Оружия не пропускаются. Цепная Пруссия бегает на веревке по всей познанской границе, лает, кусает и лижет казакам смазные сапоги. Австрия, утомленная двухмесячным благородством, раскаивается в красных поползновениях и тоже припирает дверь. Остальные державы помогают платонически сочувствием, корпией, статьями и концертами, в которых последнюю ноту поет Горчаков. Дело сведется на то, что Польше только и было помощи и ободрения, что из Петербурга, — сначала рекрутским набором, а потом набором слов, выданным под ироническим названием амнистии 31 марта.
Предположим, что все новости «Инвалида» ложны и все вести «Северной почты» лишены истины; предположим, что эти «шайки» — целая Польша, которая хочет независимости и умеет умирать за нее, предположим, что русские генералы из рук вон плохи, солдаты больше по части промысла, а офицеры с отвращением участвуют в убиении народа, — все же нет резона наделать такого патриотического скандала, словно покойник Ростопчин бегает с зажженной спичкой по Москве, а покойник Наполеон едет из Филей к Драгомиловскому мосту.
Помилуйте, немые возглаголили, и говорящие возбредили, государь император и московские профессора, раскольники и протестанты, головы с думами, дворянство без думы и головы — все это начало вдруг уверять в своей готовности царствовать, преподавать, молиться по старым книгам, торговать и ничего не делать — с единственной целью посрамления врага и отстаивания неприкосновенности пределов любезного отечества нашего.
То, что было величественно в 1812 году, теперь не только пошло, но отвратительно.
Потому-то нам и кажется, что Потапов, ездивший по распоряжению высшего начальства в Москву раздражать патриотизм до истерики адресов и до университетских конвульсий, сделал ошибку; что высшее начальство, пославшее его, сделало ошибку; что государь с своим предупредительным «не тронь меня» сделал ошибку.
Из польского дела мы себе почетного знамени не выкроим — полицейскому усмиренью и казни целого народа ни восторги, ни лавры не идут.
Есть дела, которых не надобно приводить к речи, которыми можно только втихомолку пользоваться, но нельзя окружать громкими словами, благородными порывами. Это слишком обижает истину, всякое нравственное чувство человека. Мы много темного выносим в тени, чего не можем вынести на белом свете и еще менее при звуке труб и литавр, при демонстрациях, адресах и пр.
«Все это делается не против Польши, а против Европы», — будто это лучше? Народу, молчавшему целое тысячелетие, можно было помолчать еще недели две, чтоб услышать хоть одну угрозу, хоть один военный звук, — нельзя же вперед испугаться, вперед прийти в восторг и усердие. Нельзя же призывать в Зимний дворец двух генерал-губернаторов, одного декана и одного ректора, дворянских предводителей и других патриотов для того, чтоб государь прочел им свою антикритику и возражение на статьи «Opinion Nationale» или «Daily News».

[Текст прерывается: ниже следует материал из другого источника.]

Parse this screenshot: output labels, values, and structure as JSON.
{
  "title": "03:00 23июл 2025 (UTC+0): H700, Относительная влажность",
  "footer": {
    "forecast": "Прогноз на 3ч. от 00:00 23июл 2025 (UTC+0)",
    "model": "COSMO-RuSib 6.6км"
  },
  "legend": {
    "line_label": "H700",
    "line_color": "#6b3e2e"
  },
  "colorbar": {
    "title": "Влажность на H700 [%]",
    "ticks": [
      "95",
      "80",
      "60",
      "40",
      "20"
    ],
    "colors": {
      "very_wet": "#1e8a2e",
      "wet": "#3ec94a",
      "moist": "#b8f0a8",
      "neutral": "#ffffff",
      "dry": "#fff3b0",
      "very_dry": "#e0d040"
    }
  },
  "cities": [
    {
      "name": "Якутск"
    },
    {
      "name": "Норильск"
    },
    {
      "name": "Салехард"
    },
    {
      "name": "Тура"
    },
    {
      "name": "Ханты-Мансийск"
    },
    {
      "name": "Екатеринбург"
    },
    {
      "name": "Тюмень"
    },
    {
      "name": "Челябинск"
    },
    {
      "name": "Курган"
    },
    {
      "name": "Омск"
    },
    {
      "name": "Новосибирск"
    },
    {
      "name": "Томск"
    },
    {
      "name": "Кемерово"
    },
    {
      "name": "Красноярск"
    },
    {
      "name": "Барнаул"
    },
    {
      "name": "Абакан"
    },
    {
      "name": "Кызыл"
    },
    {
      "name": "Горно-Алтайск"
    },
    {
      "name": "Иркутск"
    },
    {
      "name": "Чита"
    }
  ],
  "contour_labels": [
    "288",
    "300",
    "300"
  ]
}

Делая все хорошее с воздержанием и постепенностью, останавливая розгу на 201 ударе, уничтожая цензуру на 21 листе, правительство показало, что оно вполне ценит всю важность задержания в прогрессе; зачем же было так необдуманно спускать на волю горячечный патриотизм, лихорадочный страх и пр.? И все-то это оттого, что нашлись в Европе журналы, не разделяющие мнения «Московских ведомостей», оттого, что в Швеции хорошо приняли Чарторижского.
Какой недостаток такта, чутья, декорума!
Если б в русском правительстве были серьезные люди, люди честные, положим, исполненные патриотических, монархических, барских предрассудков, но с любовью к народу, они поберегли бы, из внутреннего, религиозного благочестия, простое сердце простых людей, которые бесхитростно поддались официальному обману и, помня недавнее освобождение, воображают, что отечество в опасности, и отдаются чувству ненависти к несчастному, героическому соседу, который добивается своей независимости и ничего больше не хочет. Эта обманутая любовь, это простодушное заблуждение, которое может привести к рекам крови, бесконечно оскорбляет нас. Бедный народ, и он понесет с усердием свою охапку дров, чтоб лучше разжечь мученический костер, и совесть его останется спокойна, как совесть льва, которому римские Потаповы бросали христианских отроков на съедение.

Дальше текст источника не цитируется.